You know the biggest problem with all this concentration of wealth? These firms become so politically and economically powerful that government becomes their handmaiden: they are the ultimate Too Big to Fail companies. As a result, they distort our economy and government in terrible ways. One of the most essential reading items I have seen in a long time is a new report out of Bloomberg about the secret Federal Reserve loans to the Too Big to Fail banks during the financial crisis of 2008-9. It is an incredible read, documenting how much money was shelled out by Ben Bernanke with no strings attached to the biggest banks in America. They didn’t have to loan the money out to businesses, or invest it in promising new companies that might create jobs, or write down any loans to homeowners. And with virtually no interest loans (0.01 percent), these banks not only survived the financial crisis, but grew much bigger in size, made massive profits, and paid themselves record breaking bonuses. It is not an exaggeration to say that this is corruption on a scale never before seen in human history. The details are worth reading, even though it will probably make you ill.
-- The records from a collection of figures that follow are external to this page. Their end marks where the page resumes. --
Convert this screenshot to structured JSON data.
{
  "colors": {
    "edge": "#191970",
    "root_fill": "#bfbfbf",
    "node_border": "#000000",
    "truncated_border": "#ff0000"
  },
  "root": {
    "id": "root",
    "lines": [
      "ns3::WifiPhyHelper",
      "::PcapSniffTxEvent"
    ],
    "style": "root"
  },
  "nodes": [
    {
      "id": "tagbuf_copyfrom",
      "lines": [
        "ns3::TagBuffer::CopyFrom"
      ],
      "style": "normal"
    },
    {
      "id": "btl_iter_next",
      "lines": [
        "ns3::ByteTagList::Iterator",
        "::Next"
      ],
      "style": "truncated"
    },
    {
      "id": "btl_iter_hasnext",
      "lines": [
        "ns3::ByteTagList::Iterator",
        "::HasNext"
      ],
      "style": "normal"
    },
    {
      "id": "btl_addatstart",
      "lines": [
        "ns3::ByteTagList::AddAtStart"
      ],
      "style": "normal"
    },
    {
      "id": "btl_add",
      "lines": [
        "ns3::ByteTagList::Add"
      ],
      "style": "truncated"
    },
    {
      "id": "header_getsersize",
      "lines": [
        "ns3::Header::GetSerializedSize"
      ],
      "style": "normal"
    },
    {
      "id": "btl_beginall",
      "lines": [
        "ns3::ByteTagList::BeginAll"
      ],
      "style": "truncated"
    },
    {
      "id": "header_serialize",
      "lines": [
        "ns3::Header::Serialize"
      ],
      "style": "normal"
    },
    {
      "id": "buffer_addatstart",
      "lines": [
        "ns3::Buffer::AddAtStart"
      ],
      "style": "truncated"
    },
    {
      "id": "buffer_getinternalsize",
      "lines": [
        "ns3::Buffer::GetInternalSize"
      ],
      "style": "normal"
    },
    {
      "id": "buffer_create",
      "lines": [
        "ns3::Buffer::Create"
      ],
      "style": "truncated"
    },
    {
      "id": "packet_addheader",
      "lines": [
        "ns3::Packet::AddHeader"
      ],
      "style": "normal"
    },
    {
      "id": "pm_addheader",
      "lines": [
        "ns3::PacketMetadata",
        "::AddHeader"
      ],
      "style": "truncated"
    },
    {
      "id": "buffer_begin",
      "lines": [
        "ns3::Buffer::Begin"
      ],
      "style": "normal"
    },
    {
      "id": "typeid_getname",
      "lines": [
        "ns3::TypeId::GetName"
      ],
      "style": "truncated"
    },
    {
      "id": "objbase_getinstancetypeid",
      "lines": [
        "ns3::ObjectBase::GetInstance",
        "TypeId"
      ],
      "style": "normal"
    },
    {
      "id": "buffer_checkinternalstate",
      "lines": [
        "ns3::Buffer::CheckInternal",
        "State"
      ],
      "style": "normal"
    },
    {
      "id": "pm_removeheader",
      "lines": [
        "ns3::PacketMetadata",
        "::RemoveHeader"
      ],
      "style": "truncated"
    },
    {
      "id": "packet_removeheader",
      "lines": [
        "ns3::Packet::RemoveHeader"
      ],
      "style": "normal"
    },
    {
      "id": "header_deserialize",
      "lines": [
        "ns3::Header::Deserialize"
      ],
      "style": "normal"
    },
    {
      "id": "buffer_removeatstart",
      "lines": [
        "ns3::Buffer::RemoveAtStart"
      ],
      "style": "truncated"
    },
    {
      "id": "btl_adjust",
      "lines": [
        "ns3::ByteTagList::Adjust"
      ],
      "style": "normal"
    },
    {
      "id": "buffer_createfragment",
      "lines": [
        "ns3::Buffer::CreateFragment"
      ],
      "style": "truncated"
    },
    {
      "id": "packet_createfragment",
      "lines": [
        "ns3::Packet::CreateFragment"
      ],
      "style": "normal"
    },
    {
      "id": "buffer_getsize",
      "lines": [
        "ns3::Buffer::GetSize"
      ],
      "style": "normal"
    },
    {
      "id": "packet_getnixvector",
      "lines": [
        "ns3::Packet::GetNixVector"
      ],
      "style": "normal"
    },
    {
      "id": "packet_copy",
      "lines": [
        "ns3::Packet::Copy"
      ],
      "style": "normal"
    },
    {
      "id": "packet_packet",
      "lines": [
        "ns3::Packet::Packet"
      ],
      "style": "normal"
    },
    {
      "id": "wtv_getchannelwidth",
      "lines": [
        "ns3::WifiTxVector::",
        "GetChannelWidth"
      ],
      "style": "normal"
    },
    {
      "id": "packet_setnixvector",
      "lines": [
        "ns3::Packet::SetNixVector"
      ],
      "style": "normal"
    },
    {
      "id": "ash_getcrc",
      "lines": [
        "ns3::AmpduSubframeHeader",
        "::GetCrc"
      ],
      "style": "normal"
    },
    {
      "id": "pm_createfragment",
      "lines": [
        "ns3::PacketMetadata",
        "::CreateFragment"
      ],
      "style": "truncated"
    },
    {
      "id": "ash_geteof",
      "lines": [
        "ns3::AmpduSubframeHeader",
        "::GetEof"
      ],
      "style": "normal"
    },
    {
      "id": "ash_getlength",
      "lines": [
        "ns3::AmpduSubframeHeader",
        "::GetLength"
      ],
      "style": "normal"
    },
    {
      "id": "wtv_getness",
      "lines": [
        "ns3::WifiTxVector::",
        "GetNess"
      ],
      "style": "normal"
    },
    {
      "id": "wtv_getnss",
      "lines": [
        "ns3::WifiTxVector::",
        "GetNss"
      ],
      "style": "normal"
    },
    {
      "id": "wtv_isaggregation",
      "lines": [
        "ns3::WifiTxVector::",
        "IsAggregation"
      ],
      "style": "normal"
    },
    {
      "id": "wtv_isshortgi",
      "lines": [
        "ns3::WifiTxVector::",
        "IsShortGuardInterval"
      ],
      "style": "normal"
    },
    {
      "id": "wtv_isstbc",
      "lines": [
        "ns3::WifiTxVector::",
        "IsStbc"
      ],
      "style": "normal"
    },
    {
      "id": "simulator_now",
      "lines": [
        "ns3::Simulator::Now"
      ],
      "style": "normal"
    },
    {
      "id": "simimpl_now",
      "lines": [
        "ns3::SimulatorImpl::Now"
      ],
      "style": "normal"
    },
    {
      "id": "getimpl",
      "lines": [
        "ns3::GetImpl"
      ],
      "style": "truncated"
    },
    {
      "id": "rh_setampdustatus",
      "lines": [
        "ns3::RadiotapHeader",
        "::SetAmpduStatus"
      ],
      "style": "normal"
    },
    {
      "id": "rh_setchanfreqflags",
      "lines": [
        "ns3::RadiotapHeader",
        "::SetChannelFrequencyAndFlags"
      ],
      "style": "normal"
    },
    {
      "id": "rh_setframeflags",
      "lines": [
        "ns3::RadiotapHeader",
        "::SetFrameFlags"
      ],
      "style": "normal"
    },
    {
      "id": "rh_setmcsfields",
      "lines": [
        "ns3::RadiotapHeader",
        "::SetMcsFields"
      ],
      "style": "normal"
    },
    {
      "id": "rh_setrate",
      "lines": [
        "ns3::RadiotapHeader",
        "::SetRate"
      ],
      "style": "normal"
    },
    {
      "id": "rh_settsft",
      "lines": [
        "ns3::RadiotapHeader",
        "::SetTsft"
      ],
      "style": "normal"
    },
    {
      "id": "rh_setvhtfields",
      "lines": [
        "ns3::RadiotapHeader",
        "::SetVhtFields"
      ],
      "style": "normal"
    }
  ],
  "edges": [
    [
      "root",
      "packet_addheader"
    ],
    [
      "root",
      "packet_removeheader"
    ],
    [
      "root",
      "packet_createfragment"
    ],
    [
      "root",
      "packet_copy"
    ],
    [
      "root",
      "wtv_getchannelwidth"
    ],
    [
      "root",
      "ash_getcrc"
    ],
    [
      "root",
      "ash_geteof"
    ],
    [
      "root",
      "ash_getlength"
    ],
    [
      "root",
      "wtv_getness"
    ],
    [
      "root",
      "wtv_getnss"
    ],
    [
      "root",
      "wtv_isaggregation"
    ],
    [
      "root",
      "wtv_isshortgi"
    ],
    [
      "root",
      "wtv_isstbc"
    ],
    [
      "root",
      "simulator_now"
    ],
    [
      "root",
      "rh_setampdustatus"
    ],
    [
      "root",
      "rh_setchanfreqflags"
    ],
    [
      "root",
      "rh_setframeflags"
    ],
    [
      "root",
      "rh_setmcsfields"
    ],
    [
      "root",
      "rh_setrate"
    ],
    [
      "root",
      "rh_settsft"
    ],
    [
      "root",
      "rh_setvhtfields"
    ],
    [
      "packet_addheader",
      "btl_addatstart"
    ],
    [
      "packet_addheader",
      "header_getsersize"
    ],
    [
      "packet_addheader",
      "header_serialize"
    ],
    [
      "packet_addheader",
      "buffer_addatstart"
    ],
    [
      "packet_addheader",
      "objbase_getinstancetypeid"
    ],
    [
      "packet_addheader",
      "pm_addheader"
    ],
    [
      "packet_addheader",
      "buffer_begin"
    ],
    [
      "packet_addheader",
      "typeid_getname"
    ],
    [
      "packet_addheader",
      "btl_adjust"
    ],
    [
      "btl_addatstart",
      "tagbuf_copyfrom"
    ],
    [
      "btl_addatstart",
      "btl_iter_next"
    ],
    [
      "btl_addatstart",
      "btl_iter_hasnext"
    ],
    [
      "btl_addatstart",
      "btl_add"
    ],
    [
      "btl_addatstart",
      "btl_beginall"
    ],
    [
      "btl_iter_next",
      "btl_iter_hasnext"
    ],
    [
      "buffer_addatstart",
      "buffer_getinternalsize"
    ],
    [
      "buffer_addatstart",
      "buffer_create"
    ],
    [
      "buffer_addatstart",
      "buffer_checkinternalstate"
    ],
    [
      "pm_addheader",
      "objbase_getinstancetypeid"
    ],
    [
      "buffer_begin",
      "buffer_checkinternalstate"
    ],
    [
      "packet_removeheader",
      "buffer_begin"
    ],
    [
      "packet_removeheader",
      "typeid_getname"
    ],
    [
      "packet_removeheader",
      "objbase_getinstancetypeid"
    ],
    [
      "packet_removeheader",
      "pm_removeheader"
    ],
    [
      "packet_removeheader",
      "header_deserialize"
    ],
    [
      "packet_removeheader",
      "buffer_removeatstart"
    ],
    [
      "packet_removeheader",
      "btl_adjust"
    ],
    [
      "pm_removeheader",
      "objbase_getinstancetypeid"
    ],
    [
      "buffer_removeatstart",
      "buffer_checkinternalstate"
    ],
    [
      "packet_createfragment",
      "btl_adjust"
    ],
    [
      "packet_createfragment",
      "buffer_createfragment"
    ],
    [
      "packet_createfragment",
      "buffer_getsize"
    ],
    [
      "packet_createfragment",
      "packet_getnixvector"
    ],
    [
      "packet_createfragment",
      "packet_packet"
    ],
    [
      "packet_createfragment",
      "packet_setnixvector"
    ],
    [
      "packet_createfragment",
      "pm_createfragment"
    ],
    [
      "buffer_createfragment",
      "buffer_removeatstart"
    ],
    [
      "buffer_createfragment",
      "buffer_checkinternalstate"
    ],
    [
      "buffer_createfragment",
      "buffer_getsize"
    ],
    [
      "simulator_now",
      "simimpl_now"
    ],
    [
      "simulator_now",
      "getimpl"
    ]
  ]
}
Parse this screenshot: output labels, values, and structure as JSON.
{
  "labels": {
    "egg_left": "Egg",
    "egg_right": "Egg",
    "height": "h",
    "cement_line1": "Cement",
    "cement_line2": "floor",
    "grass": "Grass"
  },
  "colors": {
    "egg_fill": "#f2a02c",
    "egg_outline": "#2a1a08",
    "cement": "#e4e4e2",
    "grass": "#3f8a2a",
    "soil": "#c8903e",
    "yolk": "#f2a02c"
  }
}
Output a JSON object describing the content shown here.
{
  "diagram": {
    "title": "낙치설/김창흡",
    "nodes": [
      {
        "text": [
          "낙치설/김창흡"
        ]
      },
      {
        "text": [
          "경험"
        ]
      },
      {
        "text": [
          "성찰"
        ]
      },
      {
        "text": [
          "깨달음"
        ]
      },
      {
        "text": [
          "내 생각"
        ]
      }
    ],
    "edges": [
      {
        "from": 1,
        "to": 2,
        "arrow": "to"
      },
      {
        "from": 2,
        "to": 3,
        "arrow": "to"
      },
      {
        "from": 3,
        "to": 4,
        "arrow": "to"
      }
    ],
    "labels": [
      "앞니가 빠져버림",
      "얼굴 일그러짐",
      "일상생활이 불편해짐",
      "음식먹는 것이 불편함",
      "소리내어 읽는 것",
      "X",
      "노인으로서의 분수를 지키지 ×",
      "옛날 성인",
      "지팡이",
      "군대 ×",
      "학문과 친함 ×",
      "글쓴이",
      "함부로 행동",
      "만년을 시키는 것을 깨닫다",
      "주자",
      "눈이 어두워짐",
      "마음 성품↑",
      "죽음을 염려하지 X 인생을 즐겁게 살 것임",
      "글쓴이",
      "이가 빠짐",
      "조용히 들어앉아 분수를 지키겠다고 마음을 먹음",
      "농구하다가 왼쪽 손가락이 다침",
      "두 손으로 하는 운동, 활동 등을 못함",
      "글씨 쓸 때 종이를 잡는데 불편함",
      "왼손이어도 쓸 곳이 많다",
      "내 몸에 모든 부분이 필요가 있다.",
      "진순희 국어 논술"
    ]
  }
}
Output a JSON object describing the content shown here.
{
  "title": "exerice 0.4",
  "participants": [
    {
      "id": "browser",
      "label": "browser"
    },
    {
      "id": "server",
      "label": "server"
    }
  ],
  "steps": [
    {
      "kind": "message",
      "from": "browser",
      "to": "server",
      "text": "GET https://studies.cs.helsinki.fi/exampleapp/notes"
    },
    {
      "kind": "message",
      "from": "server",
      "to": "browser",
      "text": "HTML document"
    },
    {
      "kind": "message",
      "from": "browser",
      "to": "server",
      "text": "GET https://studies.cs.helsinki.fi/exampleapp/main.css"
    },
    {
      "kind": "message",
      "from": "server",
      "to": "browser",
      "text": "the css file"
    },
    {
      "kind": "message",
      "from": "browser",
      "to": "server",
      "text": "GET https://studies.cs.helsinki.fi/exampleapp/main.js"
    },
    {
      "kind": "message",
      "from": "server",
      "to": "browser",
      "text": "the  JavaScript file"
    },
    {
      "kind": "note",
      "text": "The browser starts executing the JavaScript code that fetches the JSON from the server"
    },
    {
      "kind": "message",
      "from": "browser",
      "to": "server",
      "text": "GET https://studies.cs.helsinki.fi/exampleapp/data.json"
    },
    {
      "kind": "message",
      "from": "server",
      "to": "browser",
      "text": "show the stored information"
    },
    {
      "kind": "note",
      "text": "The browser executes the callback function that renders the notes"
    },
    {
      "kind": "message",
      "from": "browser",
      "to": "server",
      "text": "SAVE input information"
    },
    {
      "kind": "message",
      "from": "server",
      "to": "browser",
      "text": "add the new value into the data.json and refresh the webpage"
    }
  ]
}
Larry Summers, one of the two key architects of the repeal of Glass-Steagall and other financial deregulation of the late ’90s, doesn’t have any policy proposals in his what to do about economic inequality op-ed relating to countering the kind of concentration of wealth and power that gave us this kind of backroom dealing — deals that exacerbated the concentration of wealth even more. It is predictable but very sad. What we need are economic thinkers who also understand the most basic theory of the founding fathers, which is pluralism. Pluralism was that core idea of Madison’s that only by having power widely distributed could a democracy survive. That core idea is being fundamentally threatened today, because big banks on Wall Street and the other dominant economic powers that be have too much power (both economic and political), and unions and consumers and small businesses and the rest of the 99% have too little. Changing that will do far more to solve economic inequality than all of the policy ideas suggested by establishment thinkers like Summers combined.